And time for some big ideas.
Harvard Business Review asks – if Trust is So Important, Why Aren’t We Measuring it? The article highlights that while leadership trust is crucial for positive organizational outcomes, many companies struggle to measure it effectively. Interviews with over 70 senior leaders revealed that while all agreed on the importance of trust for employee performance, customer loyalty, and innovation, most could not identify any definitive metrics for assessing it. Some suggested using proxy measures like Net Promoter Score or employee engagement surveys, but many deemed trust too subjective and “soft” to quantify. This raises an important question: if trust is foundational to successful leadership, why isn’t there a robust framework for measuring it?

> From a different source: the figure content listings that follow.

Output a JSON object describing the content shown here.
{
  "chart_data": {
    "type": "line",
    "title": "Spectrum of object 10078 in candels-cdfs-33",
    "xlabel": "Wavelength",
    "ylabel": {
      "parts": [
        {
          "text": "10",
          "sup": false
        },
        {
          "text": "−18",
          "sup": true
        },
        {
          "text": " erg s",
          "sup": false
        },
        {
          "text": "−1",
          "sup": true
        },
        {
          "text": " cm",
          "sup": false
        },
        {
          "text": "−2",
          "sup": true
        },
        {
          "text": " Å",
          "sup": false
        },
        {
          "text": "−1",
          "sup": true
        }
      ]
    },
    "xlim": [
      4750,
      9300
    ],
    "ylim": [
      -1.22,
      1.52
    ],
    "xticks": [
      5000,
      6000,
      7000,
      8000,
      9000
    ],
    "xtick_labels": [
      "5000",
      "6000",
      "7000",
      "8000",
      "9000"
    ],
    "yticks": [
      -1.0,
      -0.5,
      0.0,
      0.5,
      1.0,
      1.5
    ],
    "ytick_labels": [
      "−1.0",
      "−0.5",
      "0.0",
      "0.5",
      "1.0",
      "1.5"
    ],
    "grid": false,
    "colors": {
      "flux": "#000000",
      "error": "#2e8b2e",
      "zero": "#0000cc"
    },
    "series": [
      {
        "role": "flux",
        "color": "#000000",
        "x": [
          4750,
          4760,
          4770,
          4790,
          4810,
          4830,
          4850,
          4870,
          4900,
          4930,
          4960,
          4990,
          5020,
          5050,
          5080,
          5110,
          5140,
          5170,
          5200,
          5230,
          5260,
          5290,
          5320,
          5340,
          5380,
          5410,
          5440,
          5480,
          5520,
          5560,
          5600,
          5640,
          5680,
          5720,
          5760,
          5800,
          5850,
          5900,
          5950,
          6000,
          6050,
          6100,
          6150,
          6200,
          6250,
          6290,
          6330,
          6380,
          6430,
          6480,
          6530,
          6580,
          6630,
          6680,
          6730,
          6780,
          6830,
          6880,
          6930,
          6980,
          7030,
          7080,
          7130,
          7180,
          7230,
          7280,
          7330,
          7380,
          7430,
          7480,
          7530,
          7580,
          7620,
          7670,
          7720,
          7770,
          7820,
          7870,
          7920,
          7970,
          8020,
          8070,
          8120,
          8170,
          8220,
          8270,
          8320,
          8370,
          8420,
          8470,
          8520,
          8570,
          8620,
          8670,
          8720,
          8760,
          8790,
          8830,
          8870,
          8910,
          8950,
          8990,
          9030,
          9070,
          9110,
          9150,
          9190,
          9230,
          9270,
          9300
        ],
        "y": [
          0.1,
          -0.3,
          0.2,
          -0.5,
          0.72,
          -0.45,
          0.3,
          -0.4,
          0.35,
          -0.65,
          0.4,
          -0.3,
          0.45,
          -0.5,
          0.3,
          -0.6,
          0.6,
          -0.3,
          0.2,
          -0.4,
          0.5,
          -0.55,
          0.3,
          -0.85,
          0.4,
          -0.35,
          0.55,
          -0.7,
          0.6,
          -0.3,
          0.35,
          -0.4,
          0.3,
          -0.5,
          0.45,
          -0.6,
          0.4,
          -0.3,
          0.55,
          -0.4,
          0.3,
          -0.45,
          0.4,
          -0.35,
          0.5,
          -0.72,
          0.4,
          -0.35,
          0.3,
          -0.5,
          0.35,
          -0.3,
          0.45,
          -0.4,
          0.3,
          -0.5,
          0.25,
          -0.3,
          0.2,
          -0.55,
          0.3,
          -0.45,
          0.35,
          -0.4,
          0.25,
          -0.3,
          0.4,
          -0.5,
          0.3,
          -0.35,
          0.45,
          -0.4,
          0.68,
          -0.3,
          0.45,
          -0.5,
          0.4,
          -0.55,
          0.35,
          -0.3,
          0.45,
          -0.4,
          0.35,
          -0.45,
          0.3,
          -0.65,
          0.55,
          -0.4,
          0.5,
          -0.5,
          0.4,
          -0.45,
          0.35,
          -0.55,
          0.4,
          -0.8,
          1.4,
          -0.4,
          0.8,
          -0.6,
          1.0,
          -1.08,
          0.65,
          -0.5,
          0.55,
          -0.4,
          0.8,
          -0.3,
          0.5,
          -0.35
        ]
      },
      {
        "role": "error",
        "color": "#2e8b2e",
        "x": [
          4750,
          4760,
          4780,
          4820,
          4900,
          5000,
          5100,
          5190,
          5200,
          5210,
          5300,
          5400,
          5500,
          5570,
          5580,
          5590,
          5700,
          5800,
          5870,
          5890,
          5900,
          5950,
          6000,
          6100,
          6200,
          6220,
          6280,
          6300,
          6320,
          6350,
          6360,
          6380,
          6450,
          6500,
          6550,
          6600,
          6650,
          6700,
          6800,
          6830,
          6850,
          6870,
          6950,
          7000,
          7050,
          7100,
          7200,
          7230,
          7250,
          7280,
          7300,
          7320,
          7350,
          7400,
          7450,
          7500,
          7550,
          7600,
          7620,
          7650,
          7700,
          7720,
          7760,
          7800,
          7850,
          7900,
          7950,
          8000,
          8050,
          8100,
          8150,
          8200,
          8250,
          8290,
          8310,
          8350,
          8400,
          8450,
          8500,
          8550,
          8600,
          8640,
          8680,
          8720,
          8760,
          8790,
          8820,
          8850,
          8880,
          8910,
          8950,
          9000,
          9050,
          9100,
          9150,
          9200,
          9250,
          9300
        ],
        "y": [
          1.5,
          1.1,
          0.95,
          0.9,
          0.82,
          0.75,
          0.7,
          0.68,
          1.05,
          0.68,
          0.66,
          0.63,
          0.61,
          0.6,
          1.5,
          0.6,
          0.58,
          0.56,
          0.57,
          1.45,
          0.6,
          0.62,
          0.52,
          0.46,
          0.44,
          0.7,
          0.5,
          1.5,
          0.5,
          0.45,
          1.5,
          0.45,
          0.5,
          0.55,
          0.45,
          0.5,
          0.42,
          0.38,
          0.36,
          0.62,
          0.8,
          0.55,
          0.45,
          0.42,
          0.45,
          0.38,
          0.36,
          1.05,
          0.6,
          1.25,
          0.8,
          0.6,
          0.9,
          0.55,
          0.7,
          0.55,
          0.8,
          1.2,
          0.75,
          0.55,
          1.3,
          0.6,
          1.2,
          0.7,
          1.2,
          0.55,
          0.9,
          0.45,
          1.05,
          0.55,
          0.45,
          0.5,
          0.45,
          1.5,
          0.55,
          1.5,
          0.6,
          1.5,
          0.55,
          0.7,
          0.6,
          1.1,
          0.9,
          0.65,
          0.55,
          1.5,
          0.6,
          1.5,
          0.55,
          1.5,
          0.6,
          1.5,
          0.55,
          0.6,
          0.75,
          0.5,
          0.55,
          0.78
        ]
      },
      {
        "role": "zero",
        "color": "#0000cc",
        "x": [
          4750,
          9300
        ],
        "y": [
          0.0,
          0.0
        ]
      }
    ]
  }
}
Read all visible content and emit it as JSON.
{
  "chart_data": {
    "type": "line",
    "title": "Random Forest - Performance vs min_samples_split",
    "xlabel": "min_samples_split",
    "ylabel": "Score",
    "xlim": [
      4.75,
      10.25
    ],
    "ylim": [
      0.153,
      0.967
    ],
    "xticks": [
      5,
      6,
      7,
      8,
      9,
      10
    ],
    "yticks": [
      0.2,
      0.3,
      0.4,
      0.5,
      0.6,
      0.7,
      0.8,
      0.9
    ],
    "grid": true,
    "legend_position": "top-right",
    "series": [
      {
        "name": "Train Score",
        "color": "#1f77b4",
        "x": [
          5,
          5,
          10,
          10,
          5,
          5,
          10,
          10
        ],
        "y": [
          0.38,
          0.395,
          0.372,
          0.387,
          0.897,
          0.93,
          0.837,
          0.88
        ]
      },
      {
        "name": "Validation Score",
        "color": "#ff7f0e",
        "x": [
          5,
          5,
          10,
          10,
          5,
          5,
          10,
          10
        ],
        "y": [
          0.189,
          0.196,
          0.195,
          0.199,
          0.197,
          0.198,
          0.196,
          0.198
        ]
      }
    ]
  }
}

From Information Week, Mary E. Shacklett, President of Transworld Data , writes how the integration of artificial intelligence and automation is poised to significantly impact employment within the sector, particularly through potential layoffs. As organizations increasingly adopt AI-driven solutions for operations such as network management and help desk services, the role of IT staff may shift dramatically. Automation can streamline processes, reducing the need for human intervention in routine tasks; however, jobs in areas like security and systems programming are expected to remain stable due to their complexity and the necessity for human oversight. She emphasizes that while some positions may be at risk, particularly in application development, others will evolve rather than disappear. As CIOs navigate these transitions, clear communication and employee support will be paramount. Best practices include transparent discussions about potential layoffs, efforts to redeploy affected staff, and ongoing engagement to alleviate anxiety during organizational changes.
And from Windows On Theory, an analysis that highlights advancements in artificial intelligence (AI) could lead to significant economic growth, potentially doubling GDP within a decade. According to a report from Epoch AI, the training compute for AI models has been doubling every six months, suggesting rapid progress in capabilities. The article cites a study estimating that AI’s “doubling time” may accelerate even further, with predictions of substantial contributions to productivity across various sectors, particularly in software engineering. However, it is crucial to note that the impact of AI on employment remains uncertain, and while AI could replace certain jobs, it may also enhance productivity, ultimately reshaping the economic landscape.
Why do we care?
Questions to consider.
Are MSPs and IT service firms tracking anything resembling trust with clients—response time? satisfaction? renewal rate?
What would happen if trust were treated as a measurable KPI, not a soft concept?
And when trust erodes—how would you know before it hits revenue?
Which parts of your service delivery model are automatable, and which require irreplaceable human oversight?
Are leaders being transparent about what AI adoption really means for headcount, or hiding behind buzzwords like “efficiency”?
How can MSPs help clients navigate these same questions before fear undermines adoption?
If AI could double GDP within a decade, as some economists claim—what does that mean for service providers?
Are we ready for that level of acceleration, or are we still trying to stabilize billing automation and ticket triage?
Will productivity gains flow evenly, or mostly to hyperscalers and the enterprises controlling compute and models?
Can AI-driven organizations maintain human trust among staff, customers, and partners when automation starts deciding outcomes?